A practical batching pattern: before each streaming request, read the current x-ratelimit-remaining-tokens value and compare it against the expected token cost of the next request (prompt tokens + expected completion tokens). If remaining tokens are below 1.2x the expected cost, wait for the reset. This 20% buffer absorbs variance in actual token counts without requiring precise estimation.

import anthropic
import time

client = anthropic.Anthropic(api_key="your_api_key_here")

def estimate_prompt_tokens(text: str) -> int:
    """Rough estimate: ~4 characters per token."""
    return max(1, len(text) // 4)

def batch_stream_with_budget_check(
    prompts: list[str],
    max_tokens_per_request: int = 1024,
    safety_buffer: float = 1.2
):
    results = []
    last_headers = {}

    for i, prompt in enumerate(prompts):
        estimated_prompt_tokens = estimate_prompt_tokens(prompt)
        total_estimated = estimated_prompt_tokens + max_tokens_per_request

        # Check budget from last known headers
        if last_headers:
            remaining_tokens = int(last_headers.get("x-ratelimit-remaining-tokens", 99999))
            reset_tokens_in = last_headers.get("x-ratelimit-reset-tokens", "0s")

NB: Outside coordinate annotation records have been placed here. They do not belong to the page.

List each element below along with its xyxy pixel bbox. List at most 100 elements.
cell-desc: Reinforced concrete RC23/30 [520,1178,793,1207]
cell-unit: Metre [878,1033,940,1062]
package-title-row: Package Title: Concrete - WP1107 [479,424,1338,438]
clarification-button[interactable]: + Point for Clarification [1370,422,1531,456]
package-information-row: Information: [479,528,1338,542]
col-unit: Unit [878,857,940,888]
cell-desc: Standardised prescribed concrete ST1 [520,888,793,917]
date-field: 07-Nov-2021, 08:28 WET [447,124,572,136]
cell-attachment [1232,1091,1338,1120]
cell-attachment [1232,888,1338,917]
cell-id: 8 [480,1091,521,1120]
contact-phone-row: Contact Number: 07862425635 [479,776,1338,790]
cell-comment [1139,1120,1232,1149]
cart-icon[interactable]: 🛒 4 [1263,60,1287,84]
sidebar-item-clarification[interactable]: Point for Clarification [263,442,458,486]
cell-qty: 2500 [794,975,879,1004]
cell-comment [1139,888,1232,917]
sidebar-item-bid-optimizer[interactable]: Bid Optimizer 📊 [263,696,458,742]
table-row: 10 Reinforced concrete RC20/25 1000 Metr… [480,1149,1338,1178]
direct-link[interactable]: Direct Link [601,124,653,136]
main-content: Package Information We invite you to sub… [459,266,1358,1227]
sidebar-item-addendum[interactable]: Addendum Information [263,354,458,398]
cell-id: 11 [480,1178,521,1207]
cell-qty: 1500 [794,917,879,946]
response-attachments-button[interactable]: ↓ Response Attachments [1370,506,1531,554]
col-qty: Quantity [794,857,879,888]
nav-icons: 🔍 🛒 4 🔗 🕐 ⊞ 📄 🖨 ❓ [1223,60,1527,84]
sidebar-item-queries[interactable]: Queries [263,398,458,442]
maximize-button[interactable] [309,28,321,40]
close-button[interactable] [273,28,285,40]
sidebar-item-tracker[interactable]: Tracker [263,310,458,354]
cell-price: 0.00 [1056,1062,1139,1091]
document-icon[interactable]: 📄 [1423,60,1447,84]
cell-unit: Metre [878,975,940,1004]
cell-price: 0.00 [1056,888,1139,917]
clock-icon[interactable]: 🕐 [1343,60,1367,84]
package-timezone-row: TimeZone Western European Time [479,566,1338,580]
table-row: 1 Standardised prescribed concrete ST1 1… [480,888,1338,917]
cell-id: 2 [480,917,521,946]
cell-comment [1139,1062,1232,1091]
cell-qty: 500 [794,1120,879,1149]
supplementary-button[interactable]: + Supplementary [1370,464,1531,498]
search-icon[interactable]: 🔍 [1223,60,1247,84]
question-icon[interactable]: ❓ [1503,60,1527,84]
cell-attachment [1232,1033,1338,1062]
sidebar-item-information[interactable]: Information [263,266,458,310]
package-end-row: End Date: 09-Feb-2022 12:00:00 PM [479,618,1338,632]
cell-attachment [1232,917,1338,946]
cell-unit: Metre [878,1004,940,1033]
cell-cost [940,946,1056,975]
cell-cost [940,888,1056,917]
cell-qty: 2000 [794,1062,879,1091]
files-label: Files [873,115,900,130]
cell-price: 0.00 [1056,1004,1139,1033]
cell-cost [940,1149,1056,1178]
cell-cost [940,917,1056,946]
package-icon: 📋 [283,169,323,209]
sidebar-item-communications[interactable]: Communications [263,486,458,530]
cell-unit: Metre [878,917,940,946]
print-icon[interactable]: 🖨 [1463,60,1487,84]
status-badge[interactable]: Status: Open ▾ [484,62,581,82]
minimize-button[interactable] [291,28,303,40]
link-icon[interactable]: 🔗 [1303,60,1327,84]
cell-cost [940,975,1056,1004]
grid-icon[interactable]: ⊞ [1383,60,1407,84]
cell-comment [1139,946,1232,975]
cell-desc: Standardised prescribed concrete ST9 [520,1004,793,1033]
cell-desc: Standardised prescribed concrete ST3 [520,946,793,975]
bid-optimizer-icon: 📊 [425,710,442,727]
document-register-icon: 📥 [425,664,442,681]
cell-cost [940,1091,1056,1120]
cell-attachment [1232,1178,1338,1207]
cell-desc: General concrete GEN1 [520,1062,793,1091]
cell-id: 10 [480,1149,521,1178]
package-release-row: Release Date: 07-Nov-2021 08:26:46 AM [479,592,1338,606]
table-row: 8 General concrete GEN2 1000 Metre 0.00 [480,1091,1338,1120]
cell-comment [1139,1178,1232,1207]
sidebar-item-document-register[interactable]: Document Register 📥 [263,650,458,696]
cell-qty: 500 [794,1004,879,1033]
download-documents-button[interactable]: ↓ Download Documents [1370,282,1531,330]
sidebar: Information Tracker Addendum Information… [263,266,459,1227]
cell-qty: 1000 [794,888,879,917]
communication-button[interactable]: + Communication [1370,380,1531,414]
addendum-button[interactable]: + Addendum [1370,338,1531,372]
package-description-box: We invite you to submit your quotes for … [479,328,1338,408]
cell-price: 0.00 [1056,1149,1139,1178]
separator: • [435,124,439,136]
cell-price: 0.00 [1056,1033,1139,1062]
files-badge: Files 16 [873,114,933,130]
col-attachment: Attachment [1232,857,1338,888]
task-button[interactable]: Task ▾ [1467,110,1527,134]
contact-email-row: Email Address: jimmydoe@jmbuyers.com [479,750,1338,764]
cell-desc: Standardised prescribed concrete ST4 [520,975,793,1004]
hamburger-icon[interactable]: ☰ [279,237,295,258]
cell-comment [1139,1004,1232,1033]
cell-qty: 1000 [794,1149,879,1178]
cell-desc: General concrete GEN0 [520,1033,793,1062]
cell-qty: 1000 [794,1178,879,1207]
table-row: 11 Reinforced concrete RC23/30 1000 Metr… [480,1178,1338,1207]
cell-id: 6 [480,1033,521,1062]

            if remaining_tokens < (total_estimated * safety_buffer):
                wait_seconds = float(reset_tokens_in.rstrip("s")) + 1.0
                print(f"[Request {i+1}] TPM budget low. Waiting {wait_seconds:.1f}s.")
                time.sleep(wait_seconds)

        attempt = 0
        while attempt < 5:
            try:
                with client.messages.stream(
                    model="claude-opus-4-5",
                    max_tokens=max_tokens_per_request,
                    messages=[{"role": "user", "content": prompt}],
                ) as stream:
                    last_headers = dict(stream.response.headers)
                    full_text = stream.get_final_text()
                    results.append(full_text)
                    break

            except anthropic.RateLimitError as e:
                retry_after = 0
                if hasattr(e, "response") and e.response is not None:
                    retry_after = int(e.response.headers.get("retry-after", 0))
                    last_headers = dict(e.response.headers)

                wait = max(retry_after, (2 ** attempt))
                print(f"[Request {i+1}] 429. Waiting {wait}s (attempt {attempt+1}).")
                time.sleep(wait)
                attempt += 1

    return results

The key detail in this pattern is that last_headers carries forward between requests, so the budget check uses the most recent known state rather than making a separate API call. For a batch of 20 requests at Tier 1 TPM limits, this approach typically reduces total wall-clock time compared to blind sequential firing with reactive retries — because it avoids the multi-retry cycles that add up when the budget check is missing.

If the 429s are still appearing after the pre-flight check and retry-after parsing are in place, the next diagnostic step is straightforward: log x-ratelimit-remaining-tokens on every successful stream response and plot it over a one-minute window. If it hits zero before the reset interval on any run with reasonable concurrency, the tier ceiling is the constraint — and that is a different conversation than a code fix.

Get the implementation checklist and batching template sent directly: join the list for the workflow breakdown.

The pre-flight token check is the one change that eliminates the mid-stream failure cascade. Everything else — backoff curves, concurrency gates, tier evaluation — is downstream of knowing your remaining budget before the stream opens, not after it fails.